The user's profile directory is the appropriate place for user settings. Since there is a profile directory for each user, this keeps the settings separate. Moreover, if the profile is configured as a roaming profile, the user's settings will then follow them around the network as they log into various machines. And if they back up their Documents and Settings directory, your application's settings will be backed up as a part of that operation. What's not to like?

So how do you locate this directory? .NET makes that very easy, thanks to the System.Environment class:

Environment.GetFolderPath(Environment.SpecialFolder.ApplicationData)

That will return a string, containing the path of the Application Data subdirectory of the user's profile. (If you want to store data that does not become part of the roaming profile, use LocalApplicationData instead.) You should create a subdirectory named after your company, and inside that a subdirectory named after your program. (If you look inside your profile's Application Data directory, you'll see that this is the structure applications usually use.) You may also choose to put a version-specific subdirectory underneath the application name directory.

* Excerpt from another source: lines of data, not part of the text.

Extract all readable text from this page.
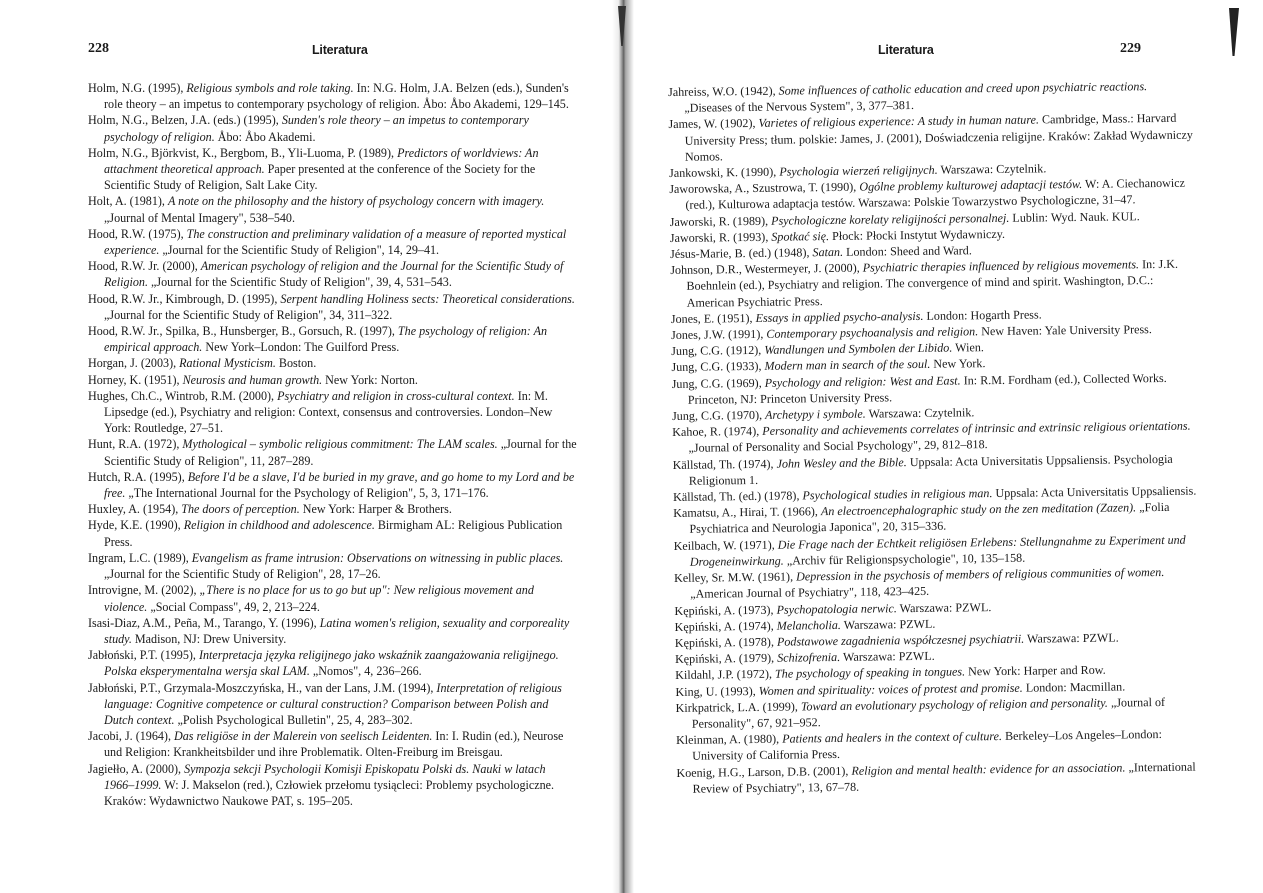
228	Literatura

Holm, N.G. (1995), Religious symbols and role taking. In: N.G. Holm, J.A. Belzen (eds.), Sunden's role theory – an impetus to contemporary psychology of religion. Åbo: Åbo Akademi, 129–145.

Holm, N.G., Belzen, J.A. (eds.) (1995), Sunden's role theory – an impetus to contemporary psychology of religion. Åbo: Åbo Akademi.

Holm, N.G., Björkvist, K., Bergbom, B., Yli-Luoma, P. (1989), Predictors of worldviews: An attachment theoretical approach. Paper presented at the conference of the Society for the Scientific Study of Religion, Salt Lake City.

Holt, A. (1981), A note on the philosophy and the history of psychology concern with imagery. „Journal of Mental Imagery", 538–540.

Hood, R.W. (1975), The construction and preliminary validation of a measure of reported mystical experience. „Journal for the Scientific Study of Religion", 14, 29–41.

Hood, R.W. Jr. (2000), American psychology of religion and the Journal for the Scientific Study of Religion. „Journal for the Scientific Study of Religion", 39, 4, 531–543.

Hood, R.W. Jr., Kimbrough, D. (1995), Serpent handling Holiness sects: Theoretical considerations. „Journal for the Scientific Study of Religion", 34, 311–322.

Hood, R.W. Jr., Spilka, B., Hunsberger, B., Gorsuch, R. (1997), The psychology of religion: An empirical approach. New York–London: The Guilford Press.

Horgan, J. (2003), Rational Mysticism. Boston.

Horney, K. (1951), Neurosis and human growth. New York: Norton.

Hughes, Ch.C., Wintrob, R.M. (2000), Psychiatry and religion in cross-cultural context. In: M. Lipsedge (ed.), Psychiatry and religion: Context, consensus and controversies. London–New York: Routledge, 27–51.

Hunt, R.A. (1972), Mythological – symbolic religious commitment: The LAM scales. „Journal for the Scientific Study of Religion", 11, 287–289.

Hutch, R.A. (1995), Before I'd be a slave, I'd be buried in my grave, and go home to my Lord and be free. „The International Journal for the Psychology of Religion", 5, 3, 171–176.

Huxley, A. (1954), The doors of perception. New York: Harper & Brothers.

Hyde, K.E. (1990), Religion in childhood and adolescence. Birmigham AL: Religious Publication Press.

Ingram, L.C. (1989), Evangelism as frame intrusion: Observations on witnessing in public places. „Journal for the Scientific Study of Religion", 28, 17–26.

Introvigne, M. (2002), „There is no place for us to go but up": New religious movement and violence. „Social Compass", 49, 2, 213–224.

Isasi-Diaz, A.M., Peña, M., Tarango, Y. (1996), Latina women's religion, sexuality and corporeality study. Madison, NJ: Drew University.

Jabłoński, P.T. (1995), Interpretacja języka religijnego jako wskaźnik zaangażowania religijnego. Polska eksperymentalna wersja skal LAM. „Nomos", 4, 236–266.

Jabłoński, P.T., Grzymala-Moszczyńska, H., van der Lans, J.M. (1994), Interpretation of religious language: Cognitive competence or cultural construction? Comparison between Polish and Dutch context. „Polish Psychological Bulletin", 25, 4, 283–302.

Jacobi, J. (1964), Das religiöse in der Malerein von seelisch Leidenten. In: I. Rudin (ed.), Neurose und Religion: Krankheitsbilder und ihre Problematik. Olten-Freiburg im Breisgau.

Jagiełło, A. (2000), Sympozja sekcji Psychologii Komisji Episkopatu Polski ds. Nauki w latach 1966–1999. W: J. Makselon (red.), Człowiek przełomu tysiącleci: Problemy psychologiczne. Kraków: Wydawnictwo Naukowe PAT, s. 195–205.

Literatura	229

Jahreiss, W.O. (1942), Some influences of catholic education and creed upon psychiatric reactions. „Diseases of the Nervous System", 3, 377–381.

James, W. (1902), Varietes of religious experience: A study in human nature. Cambridge, Mass.: Harvard University Press; tłum. polskie: James, J. (2001), Doświadczenia religijne. Kraków: Zakład Wydawniczy Nomos.

Jankowski, K. (1990), Psychologia wierzeń religijnych. Warszawa: Czytelnik.

Jaworowska, A., Szustrowa, T. (1990), Ogólne problemy kulturowej adaptacji testów. W: A. Ciechanowicz (red.), Kulturowa adaptacja testów. Warszawa: Polskie Towarzystwo Psychologiczne, 31–47.

Jaworski, R. (1989), Psychologiczne korelaty religijności personalnej. Lublin: Wyd. Nauk. KUL.

Jaworski, R. (1993), Spotkać się. Płock: Płocki Instytut Wydawniczy.

Jésus-Marie, B. (ed.) (1948), Satan. London: Sheed and Ward.

Johnson, D.R., Westermeyer, J. (2000), Psychiatric therapies influenced by religious movements. In: J.K. Boehnlein (ed.), Psychiatry and religion. The convergence of mind and spirit. Washington, D.C.: American Psychiatric Press.

Jones, E. (1951), Essays in applied psycho-analysis. London: Hogarth Press.

Jones, J.W. (1991), Contemporary psychoanalysis and religion. New Haven: Yale University Press.

Jung, C.G. (1912), Wandlungen und Symbolen der Libido. Wien.

Jung, C.G. (1933), Modern man in search of the soul. New York.

Jung, C.G. (1969), Psychology and religion: West and East. In: R.M. Fordham (ed.), Collected Works. Princeton, NJ: Princeton University Press.

Jung, C.G. (1970), Archetypy i symbole. Warszawa: Czytelnik.

Kahoe, R. (1974), Personality and achievements correlates of intrinsic and extrinsic religious orientations. „Journal of Personality and Social Psychology", 29, 812–818.

Källstad, Th. (1974), John Wesley and the Bible. Uppsala: Acta Universitatis Uppsaliensis. Psychologia Religionum 1.

Källstad, Th. (ed.) (1978), Psychological studies in religious man. Uppsala: Acta Universitatis Uppsaliensis.

Kamatsu, A., Hirai, T. (1966), An electroencephalographic study on the zen meditation (Zazen). „Folia Psychiatrica and Neurologia Japonica", 20, 315–336.

Keilbach, W. (1971), Die Frage nach der Echtkeit religiösen Erlebens: Stellungnahme zu Experiment und Drogeneinwirkung. „Archiv für Religionspsychologie", 10, 135–158.

Kelley, Sr. M.W. (1961), Depression in the psychosis of members of religious communities of women. „American Journal of Psychiatry", 118, 423–425.

Kępiński, A. (1973), Psychopatologia nerwic. Warszawa: PZWL.

Kępiński, A. (1974), Melancholia. Warszawa: PZWL.

Kępiński, A. (1978), Podstawowe zagadnienia współczesnej psychiatrii. Warszawa: PZWL.

Kępiński, A. (1979), Schizofrenia. Warszawa: PZWL.

Kildahl, J.P. (1972), The psychology of speaking in tongues. New York: Harper and Row.

King, U. (1993), Women and spirituality: voices of protest and promise. London: Macmillan.

Kirkpatrick, L.A. (1999), Toward an evolutionary psychology of religion and personality. „Journal of Personality", 67, 921–952.

Kleinman, A. (1980), Patients and healers in the context of culture. Berkeley–Los Angeles–London: University of California Press.

Koenig, H.G., Larson, D.B. (2001), Religion and mental health: evidence for an association. „International Review of Psychiatry", 13, 67–78.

(If your code might need to run with partial trust, look at the Isolated Storage APIs. These are a bit more cumbersome than just creating files in the right directory, and create some funny-looking paths. But they have the considerable advantage of working in partial trust scenarios.)

Note that even if you want to store application-wide settings, you still don't have to write into the application installation directory. Just do this:

Environment.GetFolderPath(Environment.SpecialFolder.CommonApplicationData)

That returns a path for machine-wide settings. Not all users will have write access to this by the way, so be careful.

So What Exactly Is The Configuration File For Then?

The configuration file is really only for settings configured at deployment time. It can be used to deal with versioning issues with .NET components. And it's often used for connections strings - it's useful to be able to deploy an application to connect to a test or staging server, but this is not something you'd normally change in production once the application is deployed.